Para Andressa, o apoio inesperado veio do homem que a socorreu, Cristian Gotardo, 24 anos, engenheiro eletricista, que aparece nas imagens enquanto praticava corrida. Os dois não se conheciam.
Andressa e Cristian
"Foi tudo muito rápido, a única coisa que eu me preocupava era ver se ela tinha batido a cabeça. Pelo vídeo, a gente percebe que poderia ter acontecido uma fatalidade", diz Cristian.
Ele revela que sentiu remorso porque não ficou com Andressa depois que outras pessoas chegaram para socorrê-la. Um dia, mandou mensagem pelas redes, eles passaram a conversar e depois começaram a namorar. O amor de Cristian foi um presente em meio ao caos.
Violência é naturalizada
Na época presidente da OAB, Ordem dos Advogados do Brasil, de Palmas, Dr. Eduardo Tobera Filho acompanhou o caso. Ele acredita que se não fossem as imagens das câmeras de segurança, não teria tanta repercussão.
"Infelizmente, em Palmas e região, existem diversos registros diários de casos semelhantes contra ciclistas e esportistas. As mulheres não se sentem mais confortáveis em praticar esportes ao ar livre, sozinhas, em virtude de um possível assédio que poderá ocorrer. E não só casos de assédio, como de estupro e outros crimes contra as mulheres", afirma.

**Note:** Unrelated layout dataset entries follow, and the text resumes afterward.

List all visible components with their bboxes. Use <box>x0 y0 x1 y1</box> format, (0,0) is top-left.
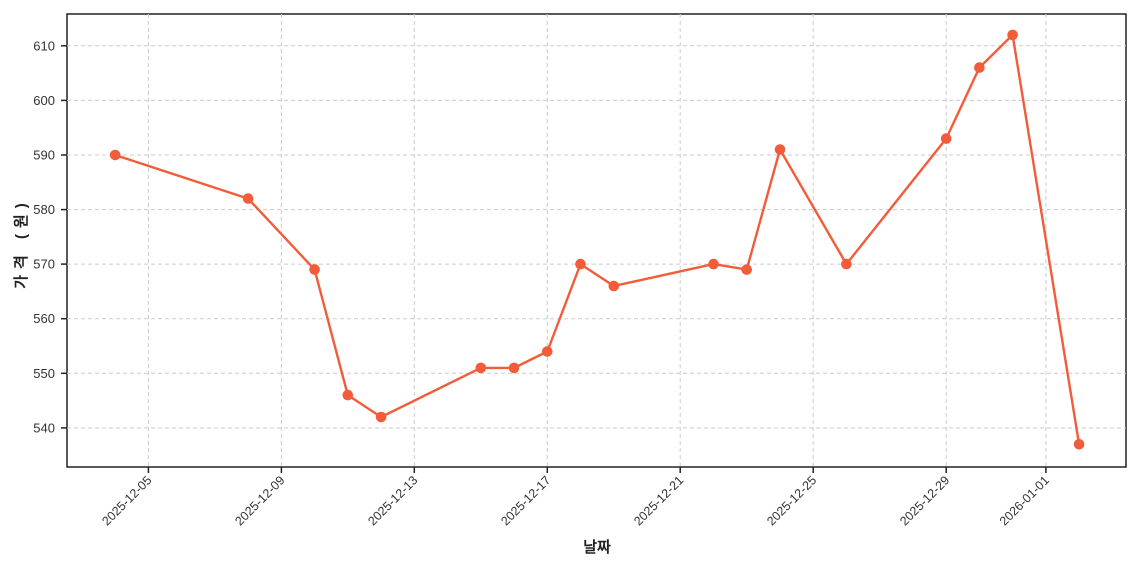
svg-text:2025-12-05: 2025-12-05 <box>99 473 154 528</box>
svg-text:550: 550 <box>33 366 55 381</box>
svg-text:2025-12-21: 2025-12-21 <box>631 473 686 528</box>
svg-text:2025-12-25: 2025-12-25 <box>764 473 819 528</box>
svg-text:600: 600 <box>33 93 55 108</box>
svg-text:560: 560 <box>33 311 55 326</box>
svg-text:2026-01-01: 2026-01-01 <box>997 473 1052 528</box>
svg-text:540: 540 <box>33 420 55 435</box>
svg-text:590: 590 <box>33 148 55 163</box>
svg-text:570: 570 <box>33 257 55 272</box>
svg-text:610: 610 <box>33 38 55 53</box>
svg-text:2025-12-09: 2025-12-09 <box>232 473 287 528</box>
svg-text:2025-12-13: 2025-12-13 <box>365 473 420 528</box>
svg-text:2025-12-17: 2025-12-17 <box>498 473 553 528</box>
svg-text:2025-12-29: 2025-12-29 <box>897 473 952 528</box>
svg-text:580: 580 <box>33 202 55 217</box>
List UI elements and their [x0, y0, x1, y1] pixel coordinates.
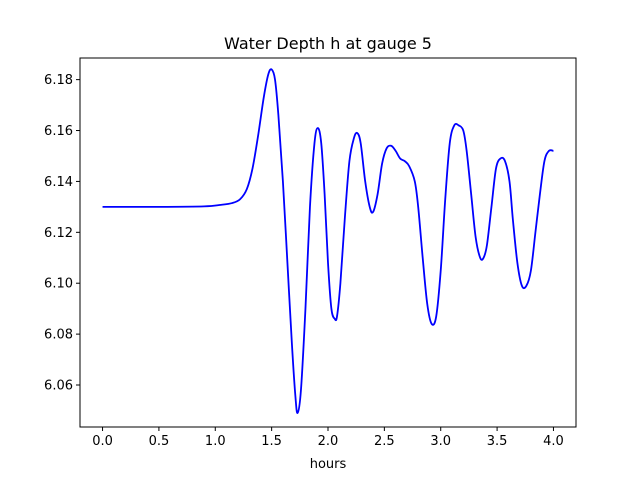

Para Tassia Furtado, responsável pela comunicação e engajamento da rede Bike Anjo, mulheres ciclistas nunca sabem se o motorista que diminui a velocidade está sendo educado no trânsito ou simplesmente quer olhar para outra coisa: "Eu sei que em todo pedal vou escutar algo referente ao meu corpo, mas teve uma vez em que me perguntei quanto tempo demora pra isso acontecer. Bom, não cheguei nem na esquina".
Em uma sociedade onde a mulher é tratada como objeto, ela é também desumanizada, explica Lize Nascimento. Segundo a psicanalista, tudo o que se refere ao feminino é visto como menor, inferior ou frágil, e passa a naturalizar a violência, como é o caso desse episódio.
"Esse homem que atacou a Andressa a vê como um objeto que ele pode dispor como e quando quiser, e não obrigatoriamente há uma patologia envolvida, mas uma cultura de estupro que permeia toda a nossa sociedade", afirma a psicanalista.
Com a ajuda das imagens, a polícia de Palmas identificou o motorista que facilitou a agressão ao aproximar o carro e o passageiro que passou a mão nas nádegas de Andressa e a derrubou. Eles foram indiciados por importunação sexual e lesão corporal. Ficaram pouco tempo atrás das grades, foram soltos mediante o uso de tornozeleira eletrônica. A audiência de instrução e julgamento foi marcada para o início de maio.
"Foi uma coisa ruim, mas serviu para tentar ajudar outras mulheres a denunciar esse tipo de crime. A nossa sociedade é muito machista ainda, e é necessário o debate para que ela consiga evoluir e nós, mulheres, consigamos sair nas ruas sem medo", acredita Andressa.
Enquanto trava sua luta diária de superação do trauma, ela pensa em escrever o TCC, trabalho de conclusão do curso de Direito, sobre violência contra a mulher. Voltou a pedalar menos do que gostaria, mas é um (re)começo. Para a jovem, e para todas nós que pedalamos nas cidades brasileiras, a punição exemplar dos agressores é uma esperança de que possamos ser respeitadas e que a importunação sexual, quem sabe um dia, deixe de existir.